Data Processors

Basic Processor

Abstract class that provides methods for loading train/dev/test/unlabeled examples for a given task.

class DataProcessor(labels: Optional[Sequence[Any]] = None, labels_path: Optional[str] = None)[source]

labels of the dataset is optional

here’s the examples of loading the labels:

I: DataProcessor(labels = ['positive', 'negative'])

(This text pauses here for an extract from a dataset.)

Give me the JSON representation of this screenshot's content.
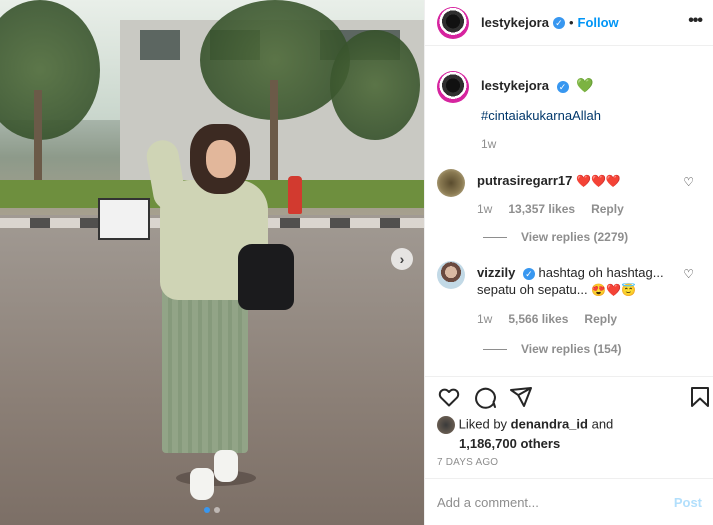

II: DataProcessor(labels_path = 'datasets/labels.txt') labels file should have label names separated by any blank characters, such as

positive neutral
negative
Parameters
  • labels (Sequence[Any], optional) – class labels of the dataset. Defaults to None.

  • labels_path (str, optional) – Defaults to None. If set and labels is None, load labels from labels_path.

get_label_id(label: Any) int[source]

get label id of the corresponding label

Parameters

label – label in dataset

Returns

the index of label

Return type

int

get_labels() List[Any][source]

get labels of the dataset

Returns

labels of the dataset

Return type

List[Any]

get_num_labels()[source]

get the number of labels in the dataset

Returns

number of labels in the dataset

Return type

int

get_train_examples(data_dir: Optional[str] = None) openprompt.data_utils.utils.InputExample[source]

get train examples from the training file under data_dir

call get_examples(data_dir, "train"), see get_examples()

get_dev_examples(data_dir: Optional[str] = None) List[openprompt.data_utils.utils.InputExample][source]

get dev examples from the development file under data_dir

call get_examples(data_dir, "dev"), see get_examples()

get_test_examples(data_dir: Optional[str] = None) List[openprompt.data_utils.utils.InputExample][source]

get test examples from the test file under data_dir

call get_examples(data_dir, "test"), see get_examples()

get_unlabeled_examples(data_dir: Optional[str] = None) List[openprompt.data_utils.utils.InputExample][source]

get unlabeled examples from the unlabeled file under data_dir

call get_examples(data_dir, "unlabeled"), see get_examples()

abstract get_examples(data_dir: Optional[str] = None, split: Optional[str] = None) List[openprompt.data_utils.utils.InputExample][source]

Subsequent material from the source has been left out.